To see exactly how little the Arabs really care about the refugees, consider that UNRRWA’s budget is funded 30 percent by the United States and 22 percent by the EU, while the Arabs collectively fund less than 5 percent! And while this has been going on, Israel over the past 54 years has absorbed millions of Jewish refugees fleeing from extreme repression, given them citizenship and assistance, and today none remain as refugees inside Israel.

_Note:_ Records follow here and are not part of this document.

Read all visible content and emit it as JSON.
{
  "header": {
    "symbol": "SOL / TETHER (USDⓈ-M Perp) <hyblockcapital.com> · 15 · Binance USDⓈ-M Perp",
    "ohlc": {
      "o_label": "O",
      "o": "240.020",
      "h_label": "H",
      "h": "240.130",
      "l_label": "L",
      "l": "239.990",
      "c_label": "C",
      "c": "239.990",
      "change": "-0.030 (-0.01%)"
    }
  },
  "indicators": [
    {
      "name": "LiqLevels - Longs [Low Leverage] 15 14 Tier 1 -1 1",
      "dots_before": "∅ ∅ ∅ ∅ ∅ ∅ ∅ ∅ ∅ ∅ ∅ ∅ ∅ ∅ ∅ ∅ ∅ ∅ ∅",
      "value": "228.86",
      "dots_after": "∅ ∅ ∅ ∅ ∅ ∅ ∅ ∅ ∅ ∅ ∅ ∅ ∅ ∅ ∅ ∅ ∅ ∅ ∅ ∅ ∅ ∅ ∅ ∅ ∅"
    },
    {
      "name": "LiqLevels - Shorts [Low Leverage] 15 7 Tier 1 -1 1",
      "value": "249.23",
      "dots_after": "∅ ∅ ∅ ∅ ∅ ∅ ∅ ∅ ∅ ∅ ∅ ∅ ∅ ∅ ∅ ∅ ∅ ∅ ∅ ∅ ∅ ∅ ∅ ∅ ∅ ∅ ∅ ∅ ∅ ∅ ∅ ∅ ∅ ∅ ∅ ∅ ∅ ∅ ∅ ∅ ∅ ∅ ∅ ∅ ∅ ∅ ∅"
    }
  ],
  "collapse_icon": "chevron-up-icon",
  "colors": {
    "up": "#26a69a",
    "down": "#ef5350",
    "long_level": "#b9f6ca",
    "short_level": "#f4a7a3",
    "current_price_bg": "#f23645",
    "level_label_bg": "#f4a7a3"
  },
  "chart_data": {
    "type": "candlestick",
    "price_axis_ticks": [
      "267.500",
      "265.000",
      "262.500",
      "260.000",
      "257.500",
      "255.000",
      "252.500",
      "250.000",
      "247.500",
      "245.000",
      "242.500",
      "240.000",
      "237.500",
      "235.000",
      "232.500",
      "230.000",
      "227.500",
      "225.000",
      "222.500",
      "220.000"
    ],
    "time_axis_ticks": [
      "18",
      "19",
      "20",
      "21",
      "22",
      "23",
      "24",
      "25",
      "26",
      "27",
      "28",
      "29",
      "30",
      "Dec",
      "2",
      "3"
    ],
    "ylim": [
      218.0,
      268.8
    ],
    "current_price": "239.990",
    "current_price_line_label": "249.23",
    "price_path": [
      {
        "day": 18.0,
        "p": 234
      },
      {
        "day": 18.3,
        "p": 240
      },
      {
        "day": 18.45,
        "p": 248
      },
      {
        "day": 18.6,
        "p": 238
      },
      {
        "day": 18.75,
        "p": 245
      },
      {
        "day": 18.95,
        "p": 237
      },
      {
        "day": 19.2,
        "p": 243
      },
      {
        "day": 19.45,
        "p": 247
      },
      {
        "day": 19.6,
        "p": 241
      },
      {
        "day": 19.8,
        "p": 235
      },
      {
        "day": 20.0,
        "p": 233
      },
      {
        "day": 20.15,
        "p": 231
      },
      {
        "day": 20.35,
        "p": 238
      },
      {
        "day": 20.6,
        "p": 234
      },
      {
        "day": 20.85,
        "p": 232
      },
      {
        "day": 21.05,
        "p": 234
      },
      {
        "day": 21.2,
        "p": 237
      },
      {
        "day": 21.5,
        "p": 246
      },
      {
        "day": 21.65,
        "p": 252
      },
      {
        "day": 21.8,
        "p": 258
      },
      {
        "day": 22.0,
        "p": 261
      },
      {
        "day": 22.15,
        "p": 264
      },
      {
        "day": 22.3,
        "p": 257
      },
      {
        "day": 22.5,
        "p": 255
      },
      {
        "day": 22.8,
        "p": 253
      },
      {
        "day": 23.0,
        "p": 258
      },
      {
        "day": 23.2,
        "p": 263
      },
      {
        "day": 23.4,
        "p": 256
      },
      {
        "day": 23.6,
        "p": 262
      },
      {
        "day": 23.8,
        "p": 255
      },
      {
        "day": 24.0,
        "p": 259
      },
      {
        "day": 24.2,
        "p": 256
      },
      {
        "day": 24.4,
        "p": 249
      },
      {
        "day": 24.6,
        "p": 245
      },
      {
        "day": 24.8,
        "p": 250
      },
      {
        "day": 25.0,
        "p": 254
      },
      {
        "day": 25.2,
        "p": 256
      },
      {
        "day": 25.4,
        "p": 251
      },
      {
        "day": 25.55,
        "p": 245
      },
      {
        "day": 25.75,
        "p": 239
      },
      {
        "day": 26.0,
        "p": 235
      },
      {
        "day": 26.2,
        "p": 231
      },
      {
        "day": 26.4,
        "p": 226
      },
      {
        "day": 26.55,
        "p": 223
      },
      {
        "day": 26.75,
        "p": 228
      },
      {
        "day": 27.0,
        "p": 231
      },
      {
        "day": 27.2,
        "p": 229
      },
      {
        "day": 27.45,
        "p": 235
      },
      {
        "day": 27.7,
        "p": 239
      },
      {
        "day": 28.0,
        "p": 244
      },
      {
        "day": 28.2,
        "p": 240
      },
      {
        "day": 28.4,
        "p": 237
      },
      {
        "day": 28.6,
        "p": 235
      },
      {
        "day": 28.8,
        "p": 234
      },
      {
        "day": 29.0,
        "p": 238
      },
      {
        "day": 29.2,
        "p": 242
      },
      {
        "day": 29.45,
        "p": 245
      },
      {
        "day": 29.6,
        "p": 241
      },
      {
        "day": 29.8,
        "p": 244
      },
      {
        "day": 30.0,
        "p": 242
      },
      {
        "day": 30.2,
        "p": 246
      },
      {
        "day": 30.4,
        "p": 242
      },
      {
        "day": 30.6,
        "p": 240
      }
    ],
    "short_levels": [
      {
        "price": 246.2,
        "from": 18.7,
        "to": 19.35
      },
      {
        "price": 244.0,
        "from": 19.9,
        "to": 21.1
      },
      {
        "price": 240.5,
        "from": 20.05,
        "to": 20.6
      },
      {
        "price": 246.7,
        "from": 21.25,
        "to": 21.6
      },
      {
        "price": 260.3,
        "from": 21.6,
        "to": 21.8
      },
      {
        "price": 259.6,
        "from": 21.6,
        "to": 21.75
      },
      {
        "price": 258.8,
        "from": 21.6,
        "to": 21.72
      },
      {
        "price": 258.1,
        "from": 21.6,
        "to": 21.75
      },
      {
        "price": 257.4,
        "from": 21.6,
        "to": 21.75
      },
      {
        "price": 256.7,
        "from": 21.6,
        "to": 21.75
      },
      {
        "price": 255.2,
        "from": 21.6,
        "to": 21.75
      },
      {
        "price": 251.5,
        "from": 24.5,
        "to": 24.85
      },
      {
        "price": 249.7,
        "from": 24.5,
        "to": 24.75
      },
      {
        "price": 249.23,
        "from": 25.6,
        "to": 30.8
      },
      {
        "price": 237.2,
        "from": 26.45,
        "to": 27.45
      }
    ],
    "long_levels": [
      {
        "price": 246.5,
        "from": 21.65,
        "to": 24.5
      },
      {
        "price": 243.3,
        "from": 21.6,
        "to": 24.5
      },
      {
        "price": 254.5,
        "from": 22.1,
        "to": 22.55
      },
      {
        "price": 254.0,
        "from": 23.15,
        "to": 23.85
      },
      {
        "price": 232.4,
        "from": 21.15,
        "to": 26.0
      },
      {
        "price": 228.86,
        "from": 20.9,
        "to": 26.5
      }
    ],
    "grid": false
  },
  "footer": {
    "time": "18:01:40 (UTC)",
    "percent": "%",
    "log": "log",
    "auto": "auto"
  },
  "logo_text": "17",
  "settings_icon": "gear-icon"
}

The condition of the Palestinian refugees is an indictment of the first magnitude against the Arabs. A former U.S. ambassador to the Arab countries, Marc Ginsberg, explains the Arabs “are least concerned about making sure that these refugees are left anywhere but as a dependent part of the United Nations because they want this issue to remain alive as an issue that they don’t want to resolve themselves. They believe that by keeping the issue alive, it deflects away from their own preoccupation with other domestic issues.” Ginsberg emphasizes the refugees “are the people who most need the greatest support from the international community because they are providing the hotbed for terrorist activities.”

This is the root of the problem. As long as the refugees remain in limbo in those camps, there will be a war cry in the region that will always be targeted against Israel. This is unjust, wrong and false. But, so far, the international community is quite unaware of this. The Arabs have confused the issue for years, and now we almost seem blind to the reality of these refugees.

Consider Jenin, where recent attention has been focused. Let me pose a question that is never asked: Why is there a refugee camp there? For several years, Arafat and the PA controlled it, all the while receiving billions of dollars, and yet there 15,000 refugees remain packed in a camp for 54 years. Of course such a camp has become a hotbed of terrorism, and when the Arabs, Arafat and the PA, and the international community ignore their condition, that inevitably leaves the responsibility upon Israel to attack back against that camp as it balloons with terrorist growth.

In contrast to all the fudging of the realities in diplomacy over the Middle East right now, former Secretary of State Henry Kissinger has been very direct about what must be done: “The essence of the problem is this … The refugee camps must be closed and the refugees be dispersed in the Arab world, and be given economic assistance. As long as you have three million – constantly growing – Palestinians in refugee camps, you have a constituency that has a vested interest in, and an understandable vested interest, in the destruction of Israel.”